The GBD 2019 study calculates the health burden from O3 exposure above a theoretical minimum risk exposure level (TMREL) taken from a uniform distribution between 29.1 – 35.7 ppb. We cut off any calculation of risk below the midpoint of this range, 32.4 ppb. We have decided not to use a TMREL for PM2.5 as use of the model typically focuses on smaller perturbations in concentrations well above the TMREL. In addition, epidemiological studies are finding PM2.5 mortality effects at lower and lower concentrations, down to approximately 2 µg/m3, so calculating health impacts at very low concentrations is justified by the current evidence. The TMREL is more important for O3, however, because it’s a larger fraction of the total concentration.
Future baseline disease rates
GBD 2019 gives annual baseline disease rates up to 2019, however a key feature of FATE is estimating the impacts of exposure changes into the future. In order to determine a baseline for projected disease rates we refer to the GBD Foresight project6. We use their values through 2040, extending the 2040 rates forward for any years beyond. The dataset of future disease rates for each of the causes affected by air pollution was created by Rita Van Dingenen from Joint Research Centre of the European Commission. As the GBD Foresight projections were based on the GBD 2015 study, Van Dingenen scaled the original GBD Foresight future rates by the ratio of GBD 2017 to GBD 2015 values for the year 2015. Rates for diabetes mellitus type 2 are held constant at present-day levels since the Foresight project only provided future rates for type 1 and type 2 diabetes together.
Scaling was performed for each cause, land, age group:
\[\text{GBDForesight}_{\text{Scaled}(\text{Year})} = \text{GBDForesight}_{\text{Download}(\text{Year})} \times \ \frac{ {\text{GBD}2017}_{2015}}{\text{GBDForesight}_{\text{Download}(2015)}}\]We then performed further rescaling to be consistent with the GBD 2019 to avoid a substantial disconnect between historical and projected baseline rates.
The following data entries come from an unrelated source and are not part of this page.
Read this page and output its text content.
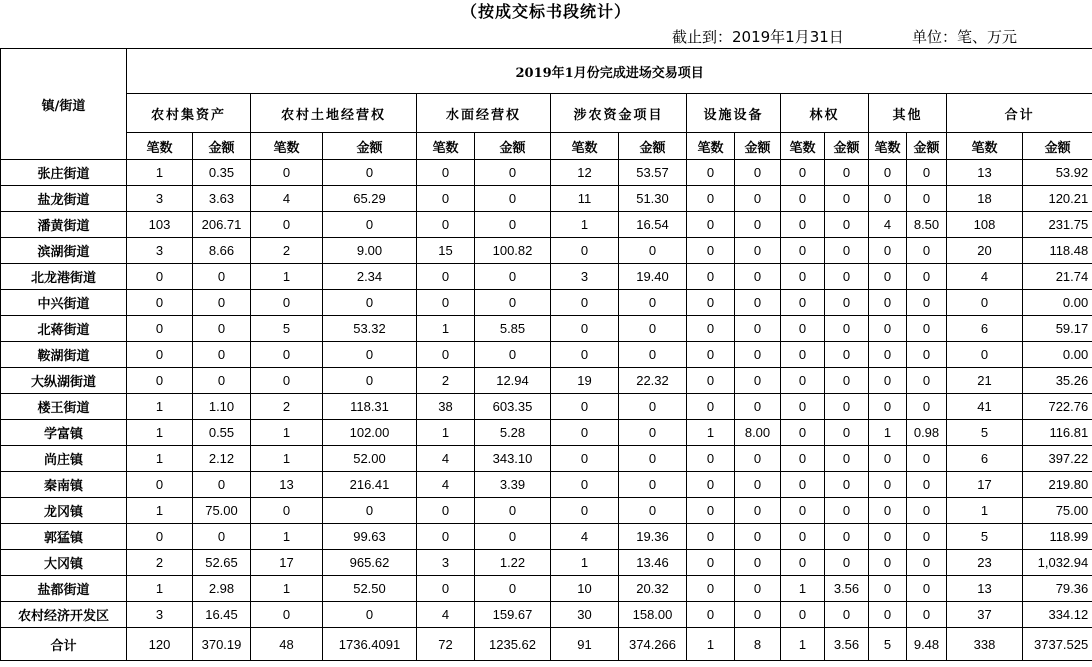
（按成交标书段统计）
截止到：2019年1月31日	单位：笔、万元
镇/街道	2019年1月份完成进场交易项目															
	农村集资产		农村土地经营权		水面经营权		涉农资金项目		设施设备		林权		其他		合计	
	笔数	金额	笔数	金额	笔数	金额	笔数	金额	笔数	金额	笔数	金额	笔数	金额	笔数	金额
张庄街道	1	0.35	0	0	0	0	12	53.57	0	0	0	0	0	0	13	53.92
盐龙街道	3	3.63	4	65.29	0	0	11	51.30	0	0	0	0	0	0	18	120.21
潘黄街道	103	206.71	0	0	0	0	1	16.54	0	0	0	0	4	8.50	108	231.75
滨湖街道	3	8.66	2	9.00	15	100.82	0	0	0	0	0	0	0	0	20	118.48
北龙港街道	0	0	1	2.34	0	0	3	19.40	0	0	0	0	0	0	4	21.74
中兴街道	0	0	0	0	0	0	0	0	0	0	0	0	0	0	0	0.00
北蒋街道	0	0	5	53.32	1	5.85	0	0	0	0	0	0	0	0	6	59.17
鞍湖街道	0	0	0	0	0	0	0	0	0	0	0	0	0	0	0	0.00
大纵湖街道	0	0	0	0	2	12.94	19	22.32	0	0	0	0	0	0	21	35.26
楼王街道	1	1.10	2	118.31	38	603.35	0	0	0	0	0	0	0	0	41	722.76
学富镇	1	0.55	1	102.00	1	5.28	0	0	1	8.00	0	0	1	0.98	5	116.81
尚庄镇	1	2.12	1	52.00	4	343.10	0	0	0	0	0	0	0	0	6	397.22
秦南镇	0	0	13	216.41	4	3.39	0	0	0	0	0	0	0	0	17	219.80
龙冈镇	1	75.00	0	0	0	0	0	0	0	0	0	0	0	0	1	75.00
郭猛镇	0	0	1	99.63	0	0	4	19.36	0	0	0	0	0	0	5	118.99
大冈镇	2	52.65	17	965.62	3	1.22	1	13.46	0	0	0	0	0	0	23	1,032.94
盐都街道	1	2.98	1	52.50	0	0	10	20.32	0	0	1	3.56	0	0	13	79.36
农村经济开发区	3	16.45	0	0	4	159.67	30	158.00	0	0	0	0	0	0	37	334.12
合计	120	370.19	48	1736.4091	72	1235.62	91	374.266	1	8	1	3.56	5	9.48	338	3737.525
To rescale to the 2019 values, we first calculated the annualized percent change in Van Dingenen’s estimates from 2015-2020, 2020-2025, and so on until 2040. Then we matched these to the corresponding country-cause-age combination in the GBD 2019 data for 2019. We applied the 2015-2020 annualized rate for one year to calculate 2020 projected values from the 2019 data, then we applied the other rates to calculate annual projections to 2040.